May 31, 2024google-bigquery google-cloud sql

Intermediate

Life's a garden. Dig it.

Table Partition¶

One of BigQuery's key features is its ability to partition a table into small chunks of data. In many cases, table partitions can improve query performance and reduce costs.

Consider a table of sales

| sale_id|sale_date  | customer_id|product | amount|
|-------:|:----------|-----------:|:-------|------:|
|       1|2022-07-26 |           1|G       |   4.98|
|       6|NULL       |           4|U       |   2.18|
|       2|2022-07-26 |           2|I       |  19.67|
|       4|2022-07-29 |           3|J       |   4.73|
|       5|2022-07-30 |           4|W       |  10.68|
|       3|2022-07-27 |           3|I       |   7.01|

To fetch sales on 2022-07-27, BigQuery has to scan the entire sale_date column. However, if we set up the table with a daily partition on sale_date, the records will be partitioned into chunks like this

| sale_id|sale_date  | customer_id|product | amount|
|-------:|:----------|-----------:|:-------|------:|
|       1|2022-07-26 |           1|G       |   4.98|
|       2|2022-07-26 |           2|I       |  19.67|
----------------------------------------------------
|       3|2022-07-27 |           3|I       |   7.01|
----------------------------------------------------
|       4|2022-07-29 |           3|J       |   4.73|
----------------------------------------------------
|       5|2022-07-30 |           4|W       |  10.68|
----------------------------------------------------
|       6|NULL       |           4|U       |   2.18|

Now, BigQuery doesn't need to can the entire table to identify sales on a particular date.

Notes¶

A table can have zero or one partition.
Partitions can be set on sequential data types (Dates, Timestamps, or Integers).
You can make a partition with a PARTITION BY clause.
A partition table can have up to 4,000 partitions.

Table Cluster¶

Another option to improve performance on a BigQuery table is to assign it a cluster. A cluster improves performance by pre-sorting the data inside a table. For example, clustering the sales table by sale_id might order the data like this.

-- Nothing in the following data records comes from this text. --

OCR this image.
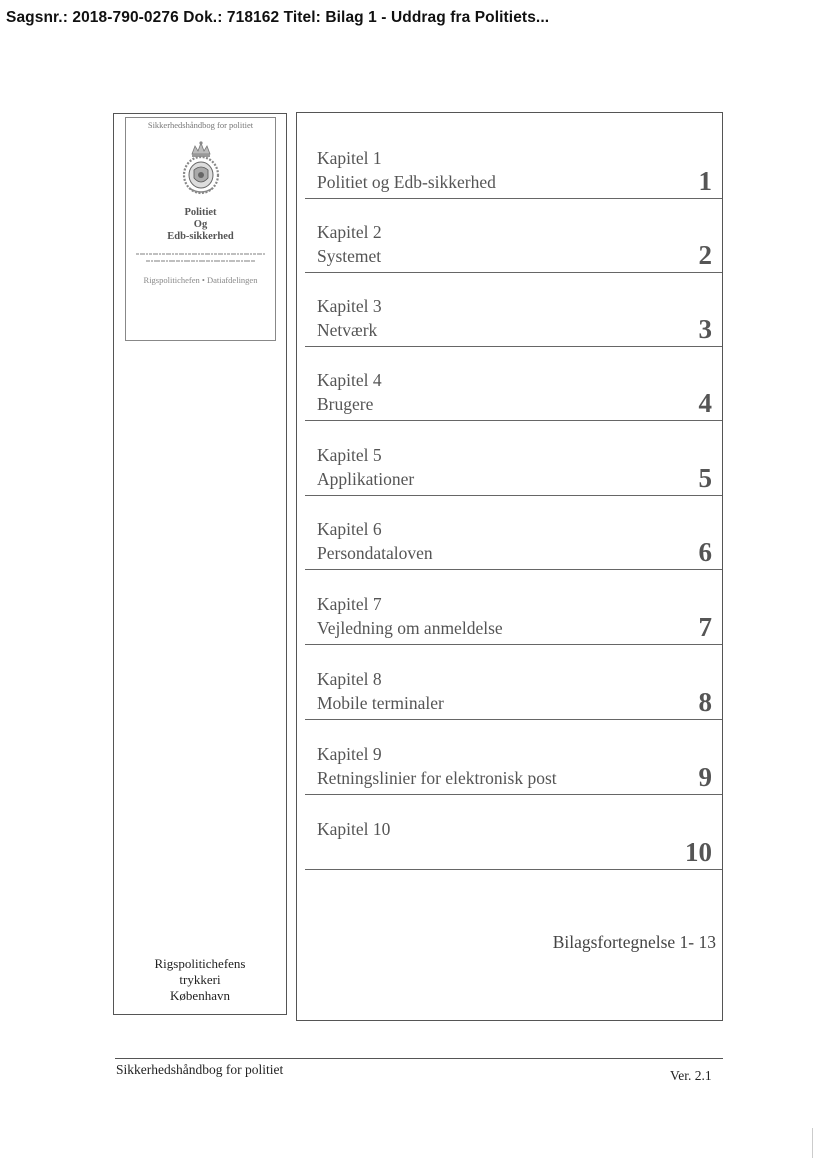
Sagsnr.: 2018-790-0276 Dok.: 718162 Titel: Bilag 1 - Uddrag fra Politiets...
Sikkerhedshåndbog for politiet
Politiet
Og
Edb-sikkerhed
Rigspolitichefen • Datiafdelingen
Rigspolitichefens
trykkeri
København
Kapitel 1
Politiet og Edb-sikkerhed	1
Kapitel 2
Systemet	2
Kapitel 3
Netværk	3
Kapitel 4
Brugere	4
Kapitel 5
Applikationer	5
Kapitel 6
Persondataloven	6
Kapitel 7
Vejledning om anmeldelse	7
Kapitel 8
Mobile terminaler	8
Kapitel 9
Retningslinier for elektronisk post	9
Kapitel 10
10
Bilagsfortegnelse 1- 13
Sikkerhedshåndbog for politiet	Ver. 2.1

| sale_id|sale_date  | customer_id|product | amount|
|-------:|:----------|-----------:|:-------|------:|
|       1|2022-07-26 |           1|G       |   4.98|
|       2|2022-07-26 |           2|I       |  19.67|
|       3|2022-07-27 |           3|I       |   7.01|
|       4|2022-07-29 |           3|J       |   4.73|
|       5|2022-07-30 |           4|W       |  10.68|
|       6|NULL       |           4|U       |   2.18|

Now, fetching rows WHERE sale_id IN (1,4) will be fast and efficient.

Notes

Tables can have a partition and a cluster (even on the same field).
A cluster can be set on a collection of multiple columns.
A cluster can be defined with a CLUSTER BY clause containing a clustering_column_list.